Tek Tanrılı inanışlar öncesinde bağbozumu tüm Eski Dünya’da olduğu gibi Anadolu’da da pagan topluluklarca her yıl bir şenlik olarak coşkuyla kutlanırdı. Kutlanan ise tam da üzümün dalından koparılışı, yani ‘bağbozumu’ydu. Hatta denen o ki, ‘parmak şıklatma’ ve bu hareketle üretilen ses de o şenliklerden kalmadır. Rivayete göre, aynı elin parmaklarını üst üste getirip sertçe kaydırarak hareket ettirmek, üzüm dalının kırılırken çıkardığı sesi taklit etmektedir. Antik Çağ’ın bağ bozumunun bitişinde yapılan görkemli kutlamaları anlatan hemen hemen tüm sanat eserlerinde ise Dionisos elinde kadeh, güzel kadınların ortasında ata biner gibi oturduğu bir şarap fıçısının üzerinden, eğlenenleri seyreder şekilde resmedilir.

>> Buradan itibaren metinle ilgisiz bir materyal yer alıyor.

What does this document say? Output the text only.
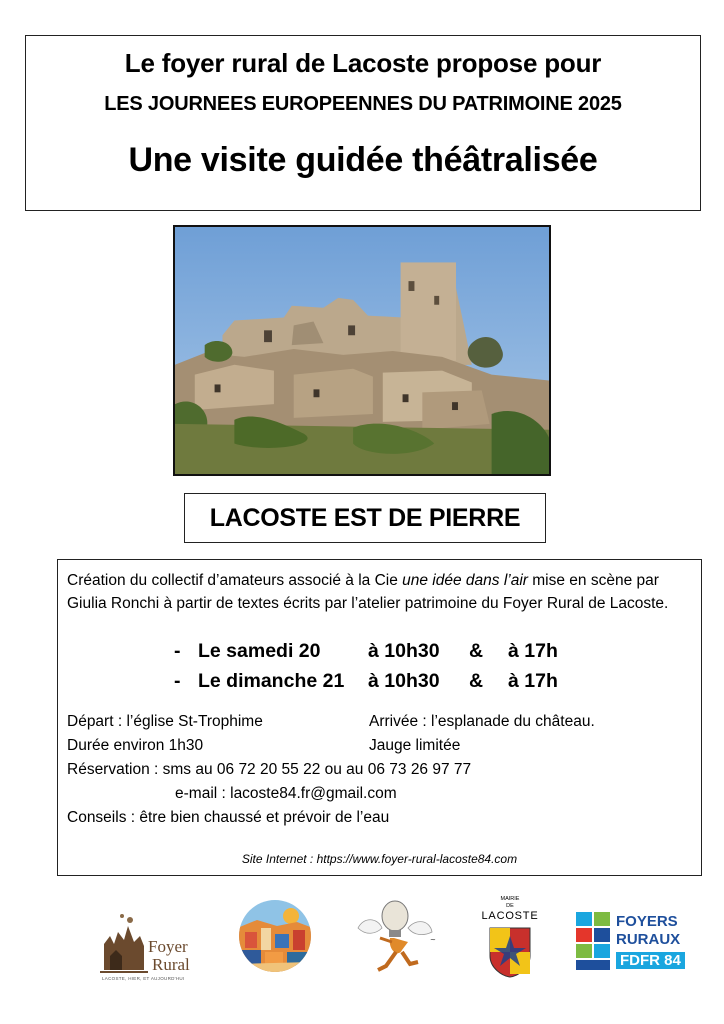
Le foyer rural de Lacoste propose pour
LES JOURNEES EUROPEENNES DU PATRIMOINE 2025
Une visite guidée théâtralisée
LACOSTE EST DE PIERRE
Création du collectif d’amateurs associé à la Cie une idée dans l’air mise en scène par Giulia Ronchi à partir de textes écrits par l’atelier patrimoine du Foyer Rural de Lacoste.
- Le samedi 20 à 10h30 & à 17h
- Le dimanche 21 à 10h30 & à 17h
Départ : l’église St-Trophime	Arrivée : l’esplanade du château.
Durée environ 1h30	Jauge limitée
Réservation : sms au 06 72 20 55 22 ou au 06 73 26 97 77
e-mail : lacoste84.fr@gmail.com
Conseils : être bien chaussé et prévoir de l’eau
Site Internet : https://www.foyer-rural-lacoste84.com
Foyer
Rural
LACOSTE, HIER, ET AUJOURD'HUI
~
MAIRIE
DE
LACOSTE	FOYERS
RURAUX
FDFR 84
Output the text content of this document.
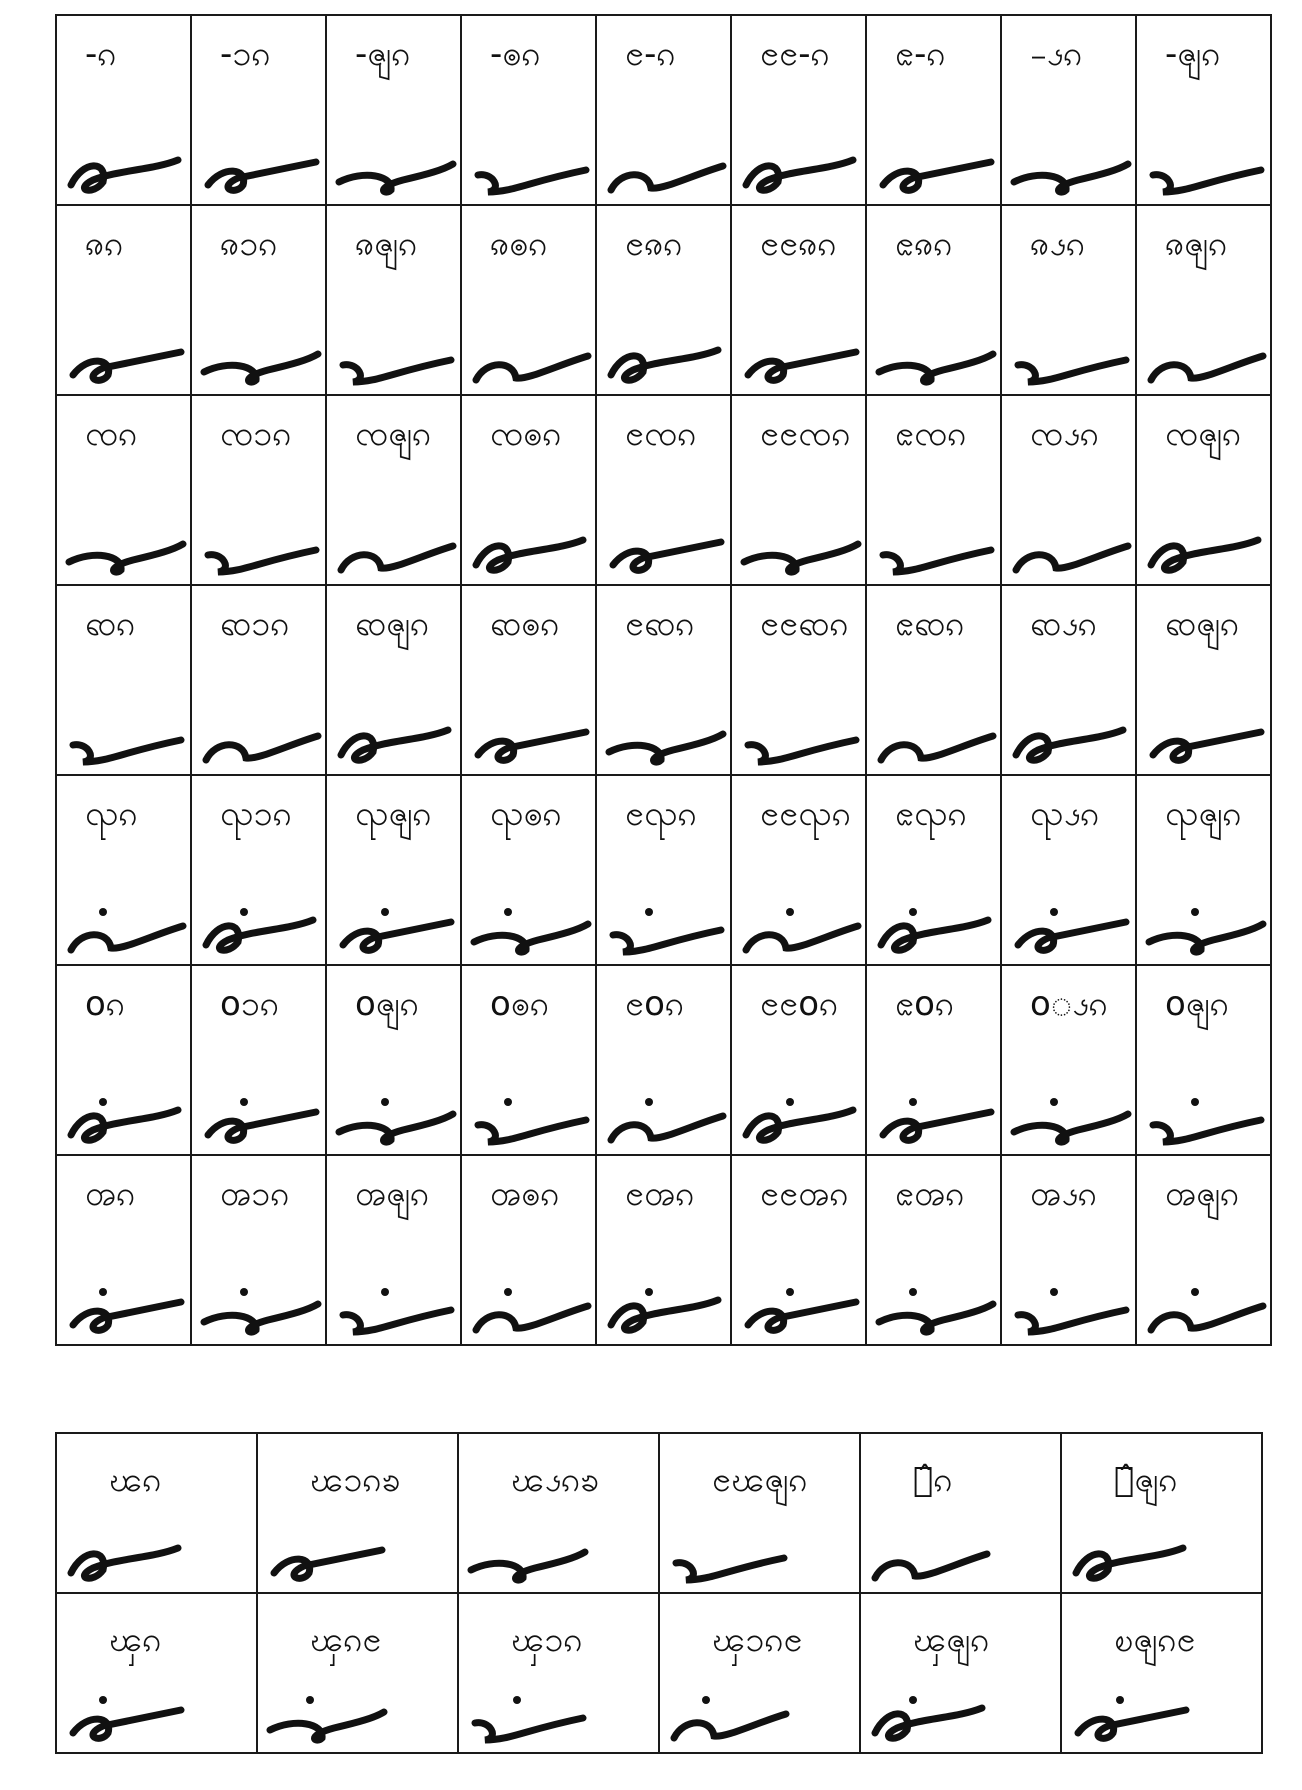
-ၵ	-ၥၵ	-ၛၵ	-ၜၵ	ၔ-ၵ	ၔၔ-ၵ	ၕ-ၵ	-ၖၵ	-ၛၵ

ၷၵ	ၷၥၵ	ၷၛၵ	ၷၜၵ	ၔၷၵ	ၔၔၷၵ	ၕၷၵ	ၷၖၵ	ၷၛၵ

ၸၵ	ၸၥၵ	ၸၛၵ	ၸၜၵ	ၔၸၵ	ၔၔၸၵ	ၕၸၵ	ၸၖၵ	ၸၛၵ

ၹၵ	ၹၥၵ	ၹၛၵ	ၹၜၵ	ၔၹၵ	ၔၔၹၵ	ၕၹၵ	ၹၖၵ	ၹၛၵ

ၺၵ	ၺၥၵ	ၺၛၵ	ၺၜၵ	ၔၺၵ	ၔၔၺၵ	ၕၺၵ	ၺၖၵ	ၺၛၵ

oၵ	oၥၵ	oၛၵ	oၜၵ	ၔoၵ	ၔၔoၵ	ၕoၵ	oၖၵ	oၛၵ

ၻၵ	ၻၥၵ	ၻၛၵ	ၻၜၵ	ၔၻၵ	ၔၔၻၵ	ၕၻၵ	ၻၖၵ	ၻၛၵ
ၽၵ	ၽၥၵၶ	ၽၖၵၶ	ၔၽၛၵ	ၽ̂ၵ	ၽ̂ၛၵ

ၾၵ	ၾၵၔ	ၾၥၵ	ၾၥၵၔ	ၾၛၵ	ၿၛၵၔ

Bağbozumu bağcının, şarapçının umut zamanıdır. Üzümlerin ve şarapların daha iyi olması umut edilir.
Bu bağbozumu, giderek daha kötüleşen, ayrışan, hapishanelerinde binlerce gündür rehin tutulan aydınların olduğu bu ülkeye de geliyor.
Gelsin, bu karanlığı, hukuksuzluğu dağıtsın istiyoruz. Umut ediyoruz.